Tabarly's father acquired the original gaff-rigged cutter when Éric was seven years old, and the boy learnt to sail on her.
After World War II, she was put on sale, but finding no takers, Éric convinced his father to give her to him.
Years later, he was told her wooden hull was rotten, and being unable to hire a yard to salvage her, proceeded to save her himself, making a mold to build her a new polyester hull: It was the largest of its kind at the time.

He refitted her entirely, with a loftier rig for the southern climes.
In the night of June 12 to 13 1998, Éric Tabarly fell overboard and was lost in the Irish Sea, while sailing the hundred-year-old cutter en-route to the Fife Regatta in Largs, Scotland.

Prior to that, the wooden ketch Pen Duick II won the 1964 Singlehanded Transatlantic Race with Éric Tabarly.
The 17.45m schooner Pen Duick III, with her distinctive clipper bow, was designed entirely by Tabarly, and was built in aluminium and the yacht won the Sydney to Hobart Yacht Race in 1967.

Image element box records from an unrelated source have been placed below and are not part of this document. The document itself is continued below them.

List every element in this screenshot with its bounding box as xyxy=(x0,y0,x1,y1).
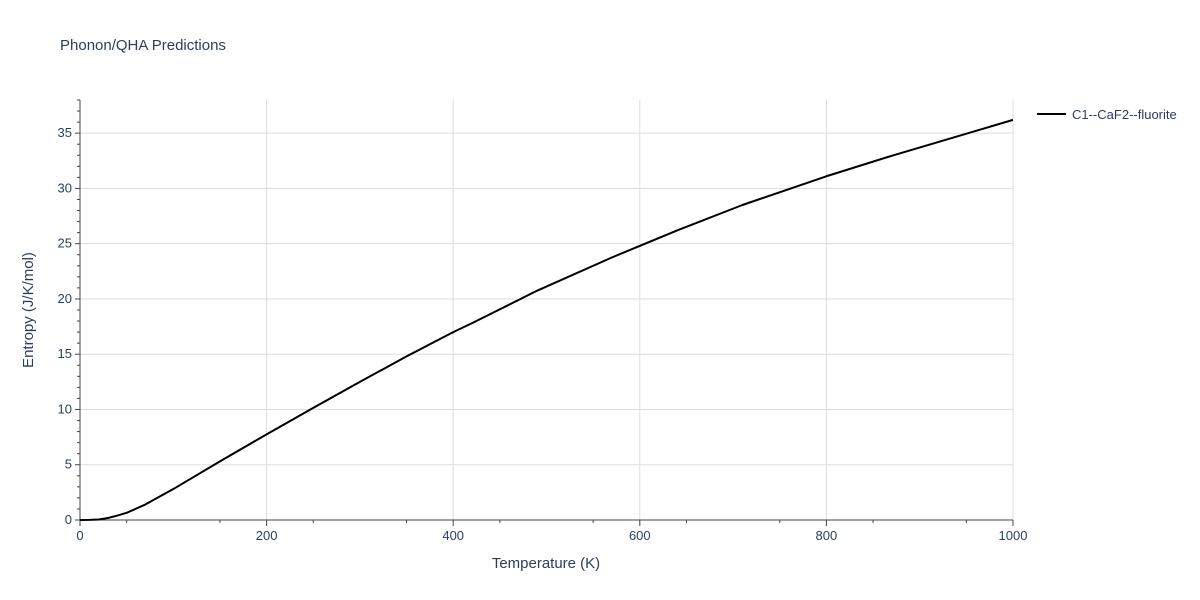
y-tick-label: 25 xyxy=(58,236,72,251)
grid-lines xyxy=(80,100,1014,520)
tick-labels: 0 200 400 600 800 1000 0 5 10 15 20 25 30 35 xyxy=(58,125,1028,543)
x-tick-label: 800 xyxy=(816,528,838,543)
y-tick-label: 0 xyxy=(65,512,72,527)
x-tick-label: 200 xyxy=(256,528,278,543)
y-tick-label: 20 xyxy=(58,291,72,306)
y-axis-title: Entropy (J/K/mol) xyxy=(20,252,37,368)
x-axis-title: Temperature (K) xyxy=(492,555,600,572)
legend[interactable]: C1--CaF2--fluorite xyxy=(1037,107,1177,122)
series-line[interactable] xyxy=(79,118,1014,521)
y-tick-label: 15 xyxy=(58,346,72,361)
y-tick-label: 5 xyxy=(65,457,72,472)
x-tick-label: 0 xyxy=(76,528,83,543)
x-tick-label: 1000 xyxy=(999,528,1028,543)
y-tick-label: 35 xyxy=(58,125,72,140)
y-tick-label: 10 xyxy=(58,401,72,416)
legend-label: C1--CaF2--fluorite xyxy=(1072,107,1177,122)
series-layer xyxy=(79,118,1014,521)
axes xyxy=(75,99,1014,526)
x-tick-label: 400 xyxy=(442,528,464,543)
chart-title: Phonon/QHA Predictions xyxy=(60,37,226,54)
y-tick-label: 30 xyxy=(58,180,72,195)
x-tick-label: 600 xyxy=(629,528,651,543)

Pen Duick IV was a 20.50m aluminium trimaran with a ketch rig and rotating masts.
She was designed by André Allègre.
During the 1968 Singlehanded Transatlantic Race, Pen Duick IV collided with a ship and Tabarly was forced to withdraw from the race. Later, Pen Duick IV was sold to French yachtsman Alain Colas, who rechristened her Manureva and won the 1972 Singlehanded Transatlantic Race with her.

In 1978, Manureva sank at sea with her owner.
The 10.60m sloop Pen Duick V, featuring novel ballast tanks, was designed by architects Michel Bigoin and Daniel Duvergie for the 1969 Singlehanded San-Francisco to Tokyo Race, which Tabarly also won.

The 22.25m ketch Pen Duick VI was the built in 1973 to an André Mauric design.
She entered the 1973-74 Whitbread Round the World Race, but endured mast breakage on two occasions.
Tabarly also entered Pen Duick VI in the 1976 Plymouth to Newport Singlehanded Transatlantic Race, which he won, although the boat was designed for a crew of twelve and competitors endured five consecutive ocean storms.

Pen Duick VI later competed against the carbonfiber-masted Heath's Condor in the 1977-78 Whitbread Round the World Race .
Today, all Pen Duick yachts, apart from the lost Pen Duick IV, still race in classic events.